Mechanisms and consequences of sympathetic hyperactivity in renal disease.

2003 
Kidney impairment of different origins can lead within a short time to structural and functional maladaptations of the kidney, which may culminate in end-stage renal failure. The most common causes of chronic renal failure are due to hypertensive and diabetic renal impairment [Moore et al. 1999, Ritz et al. 1999]. Moreover, an inadequate blood pressure control in primary renal diseases further accelerates the decline of renal function. In spite of improved therapeutic measures the number of patients with chronic renal failure continues to increase dramatically [Mailloux and Haley 1998]. Cardiovascular morbidity and mortality in patients with chronic renal failure are extraordinarily high and are more frequent than that observed in the general population [Vita et al. 1999]. Measures, which can reduce the high incidence of cardiovascular complications, have priority in the treatment of chronic renal failure patients.
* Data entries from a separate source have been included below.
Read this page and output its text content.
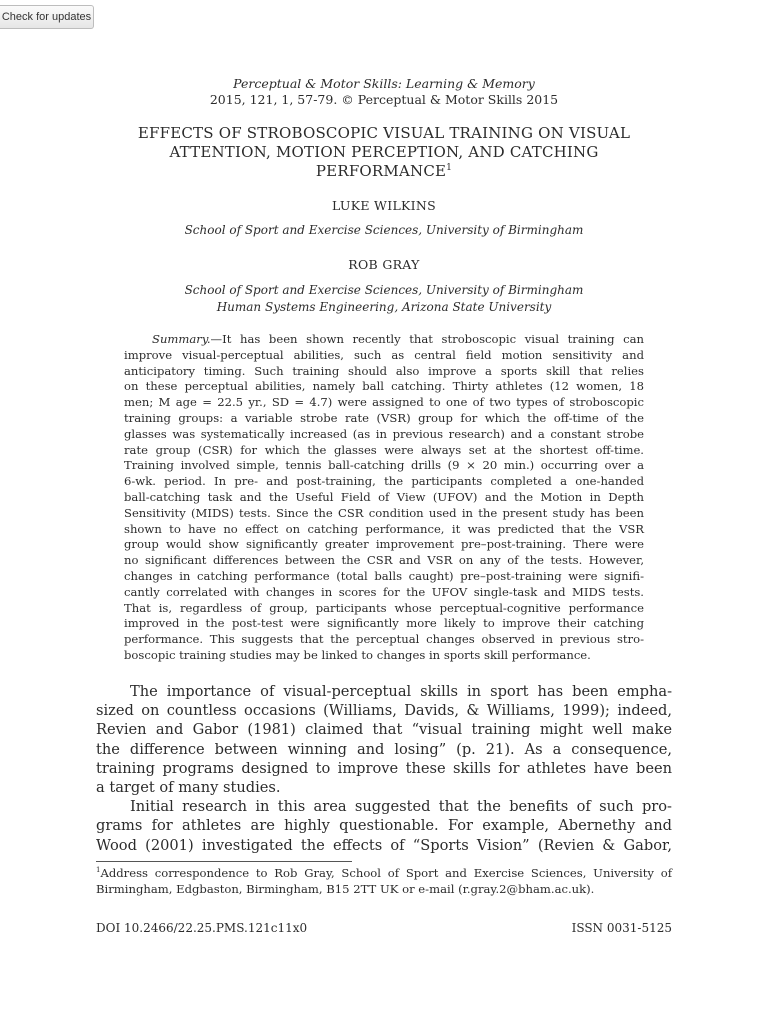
Check for updates
Perceptual & Motor Skills: Learning & Memory
2015, 121, 1, 57-79. © Perceptual & Motor Skills 2015
EFFECTS OF STROBOSCOPIC VISUAL TRAINING ON VISUAL
ATTENTION, MOTION PERCEPTION, AND CATCHING
PERFORMANCE$^1$
LUKE WILKINS
School of Sport and Exercise Sciences, University of Birmingham
ROB GRAY
School of Sport and Exercise Sciences, University of Birmingham
Human Systems Engineering, Arizona State University
Summary.—It has been shown recently that stroboscopic visual training can
improve visual-perceptual abilities, such as central field motion sensitivity and
anticipatory timing. Such training should also improve a sports skill that relies
on these perceptual abilities, namely ball catching. Thirty athletes (12 women, 18
men; M age = 22.5 yr., SD = 4.7) were assigned to one of two types of stroboscopic
training groups: a variable strobe rate (VSR) group for which the off-time of the
glasses was systematically increased (as in previous research) and a constant strobe
rate group (CSR) for which the glasses were always set at the shortest off-time.
Training involved simple, tennis ball-catching drills (9 × 20 min.) occurring over a
6-wk. period. In pre- and post-training, the participants completed a one-handed
ball-catching task and the Useful Field of View (UFOV) and the Motion in Depth
Sensitivity (MIDS) tests. Since the CSR condition used in the present study has been
shown to have no effect on catching performance, it was predicted that the VSR
group would show significantly greater improvement pre–post-training. There were
no significant differences between the CSR and VSR on any of the tests. However,
changes in catching performance (total balls caught) pre–post-training were signifi-
cantly correlated with changes in scores for the UFOV single-task and MIDS tests.
That is, regardless of group, participants whose perceptual-cognitive performance
improved in the post-test were significantly more likely to improve their catching
performance. This suggests that the perceptual changes observed in previous stro-
boscopic training studies may be linked to changes in sports skill performance.
The importance of visual-perceptual skills in sport has been empha-
sized on countless occasions (Williams, Davids, & Williams, 1999); indeed,
Revien and Gabor (1981) claimed that “visual training might well make
the difference between winning and losing” (p. 21). As a consequence,
training programs designed to improve these skills for athletes have been
a target of many studies.
Initial research in this area suggested that the benefits of such pro-
grams for athletes are highly questionable. For example, Abernethy and
Wood (2001) investigated the effects of “Sports Vision” (Revien & Gabor,
$^1$Address correspondence to Rob Gray, School of Sport and Exercise Sciences, University of
Birmingham, Edgbaston, Birmingham, B15 2TT UK or e-mail (r.gray.2@bham.ac.uk).
DOI 10.2466/22.25.PMS.121c11x0	ISSN 0031-5125
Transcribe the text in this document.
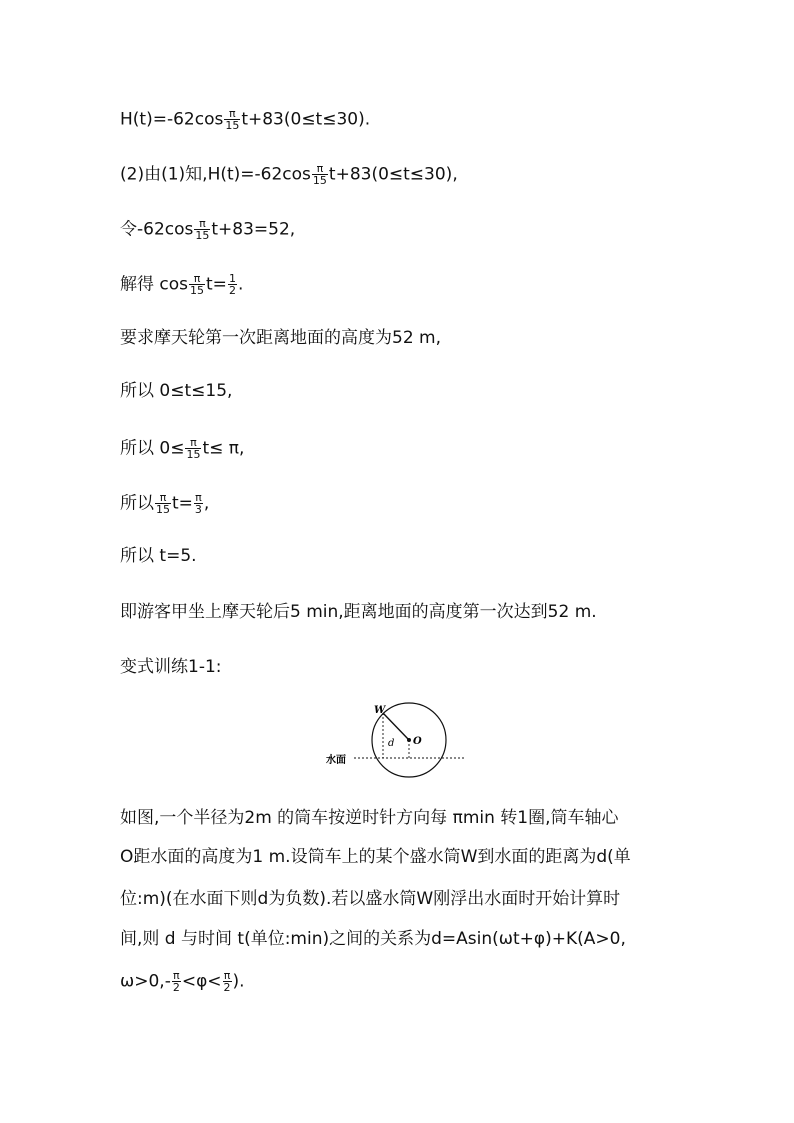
$H(t)=-62\cos \frac{\pi}{15} t+83(0\le t\le 30)$.
(2)由(1)知$,H(t)=-62\cos \frac{\pi}{15} t+83(0\le t\le 30)$,
令$-62\cos \frac{\pi}{15} t+83=52$,
解得 $\cos \frac{\pi}{15} t= \frac{1}{2}$ .
要求摩天轮第一次距离地面的高度为52 m,
所以 0≤t≤15,
所以 $0\le \frac{\pi}{15} t\le \pi$,
所以 $\frac{\pi}{15} t= \frac{\pi}{3}$ ,
所以 t=5.
即游客甲坐上摩天轮后5 min,距离地面的高度第一次达到52 m.
变式训练1-1:
W
d O
水面
如图,一个半径为2m 的筒车按逆时针方向每 πmin 转1圈,筒车轴心
O距水面的高度为1 m.设筒车上的某个盛水筒W到水面的距离为d(单
位:m)(在水面下则d为负数).若以盛水筒W刚浮出水面时开始计算时
间,则 d 与时间 t(单位:min)之间的关系为d=Asin(ωt+φ)+K(A>0,
$\omega>0,- \frac{\pi}{2} <\varphi< \frac{\pi}{2}$ ).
ACE-inhibitors have been shown to be the best choice in this case. Until now a possible role for sympathetic hyperactivity has not been seriously considered although there is very good clinical and experimental evidence for such a role. This overview will give a summary of the currently known experimental and clinical findings about the role of the sympathetic nervous system in hypertension and renal disease and to expound possible therapeutic strategies.